Nonetheless, the network meta-analysis includes only randomized trials, which is one of its strengths. As a result, Bagur said he believes the clinical guidelines should be updated to reflect the potential benefit of clopidogrel or ticagrelor added to aspirin for reducing saphenous vein graft failure. While the choice to add an antiplatelet to aspirin should be tailored to the individual, in the classic 60- to 65-year-old CABG patient without high-risk bleeding features, “I would think most patients would be candidates for dual antiplatelet therapy for at least 1 year after surgery,” said Bagur.
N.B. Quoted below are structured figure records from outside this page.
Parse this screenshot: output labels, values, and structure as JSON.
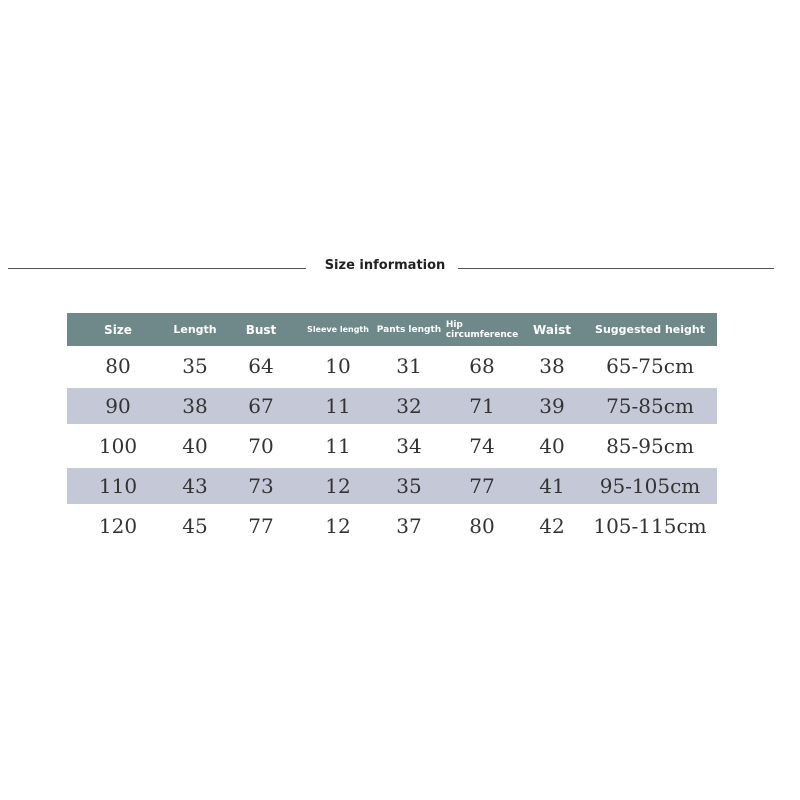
{
  "title": "Size information",
  "colors": {
    "header": "#6f898b",
    "stripe": "#c5c9d7"
  },
  "headers": [
    "Size",
    "Length",
    "Bust",
    "Sleeve length",
    "Pants length",
    "Hip circumference",
    "Waist",
    "Suggested height"
  ],
  "rows": [
    [
      "80",
      "35",
      "64",
      "10",
      "31",
      "68",
      "38",
      "65-75cm"
    ],
    [
      "90",
      "38",
      "67",
      "11",
      "32",
      "71",
      "39",
      "75-85cm"
    ],
    [
      "100",
      "40",
      "70",
      "11",
      "34",
      "74",
      "40",
      "85-95cm"
    ],
    [
      "110",
      "43",
      "73",
      "12",
      "35",
      "77",
      "41",
      "95-105cm"
    ],
    [
      "120",
      "45",
      "77",
      "12",
      "37",
      "80",
      "42",
      "105-115cm"
    ]
  ]
}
Step in the Right Direction
Robert Yanagawa, MD (University of Toronto/St. Michael’s Hospital, Canada), a cardiac surgeon who wasn’t involved in the analysis, agreed that the new report will likely influence the next round of clinical practice guidelines for the medical management of patients following CABG surgery.
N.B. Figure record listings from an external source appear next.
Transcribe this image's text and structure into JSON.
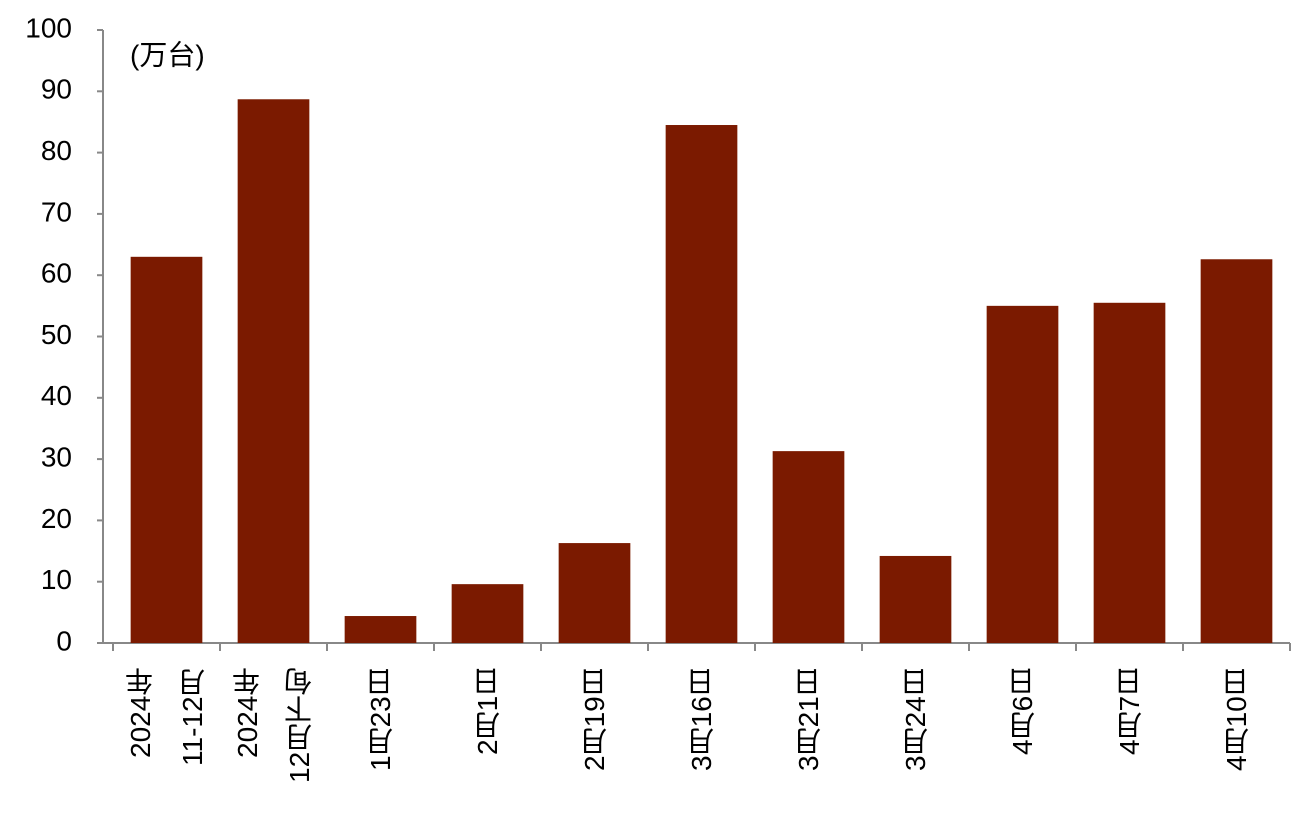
{
  "chart_data": {
    "type": "bar",
    "unit_label": "(万台)",
    "categories": [
      "2024年\n11-12月",
      "2024年\n12月下旬",
      "1月23日",
      "2月1日",
      "2月19日",
      "3月16日",
      "3月21日",
      "3月24日",
      "4月6日",
      "4月7日",
      "4月10日"
    ],
    "values": [
      63.0,
      88.7,
      4.4,
      9.6,
      16.3,
      84.5,
      31.3,
      14.2,
      55.0,
      55.5,
      62.6
    ],
    "color": "#7b1a00",
    "ylim": [
      0,
      100
    ],
    "yticks": [
      0,
      10,
      20,
      30,
      40,
      50,
      60,
      70,
      80,
      90,
      100
    ],
    "grid": false
  }
}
“In our institution and others, our patients that undergo CABG for ACS are already treated with DAPT for 1 year according to current practice guidelines,” he told TCTMD via email. “This study is suggesting extending the indication of DAPT for all patients post-CABG once bleeding is considered a nonissue. A major unintended consequence that we as surgeons are very concerned about is pericardial effusion and tamponade. It is reassuring that in this study, there was no difference in the safety endpoint of bleeding.”
The risk estimates for bleeding with the multiple therapies were not statistically significant, but there was an approximate twofold higher risk of major bleeding with aspirin and ticagrelor compared with aspirin alone (OR 1.93; 95% CI 0.30-12.4). There was no signal of bleeding with the clopidogrel and aspirin combination (OR 0.85; 95% CI 0.30-2.37).
Yanagawa praised the researchers for the “carefully designed and conducted” review and meta-analysis, noting that the group was comprised of cardiac surgeons, cardiologists, and “world-class” statisticians. The new paper, he said, provides important insights to surgeons and cardiologists on the optimal medical management to limit saphenous vein graft failure.
“Those of us that perform surgical revascularization know that graft failure is complex and dependent on conduit quality, target-vessel anatomy, quality of anastomosis, as well as patient-related factors such as renal function and whether surgery is for stable angina versus acute coronary syndrome,” Yanagawa explained. “Having said this, the fact that this study used only randomized controlled trials with strict inclusion criteria, the low heterogeneity in the principle findings and the fact that similar results were shown with two different P2Y12 receptor antagonists suggests that this signal is real.”
Subodh Verma, MD (University of Toronto/St. Michael’s Hospital, Canada), another cardiac surgeon, agreed. The new study, which he called a definitive and high-quality analysis, “provides cardiac surgeons with cogent evidence of DAPT for graft patency.”
Despite the high praise for the study, Yanagawa said some important questions remain for the field. Such questions include: What is the optimal duration for DAPT? Is there an advantage of one P2Y12 receptor antagonist over another? Does it matter if the CABG is performed on- or off-pump? Should patients that require oral anticoagulation for post-operative atrial fibrillation be on triple therapy? Do patients with revascularization with multiple arterial grafts also gain a similar benefit with DAPT?
“This report leads to more questions than answers, but it is an important step in the right direction,” said Yanagawa.
Solo K, Lavi S, Kabali C, et al. Antithrombotic treatment after coronary artery bypass graft surgery: systematic review and network meta-analysis. BMJ. 2019;367:l5476.
- Solo, Bagur, Yanagawa, and Verma report no relevant conflicts of interest.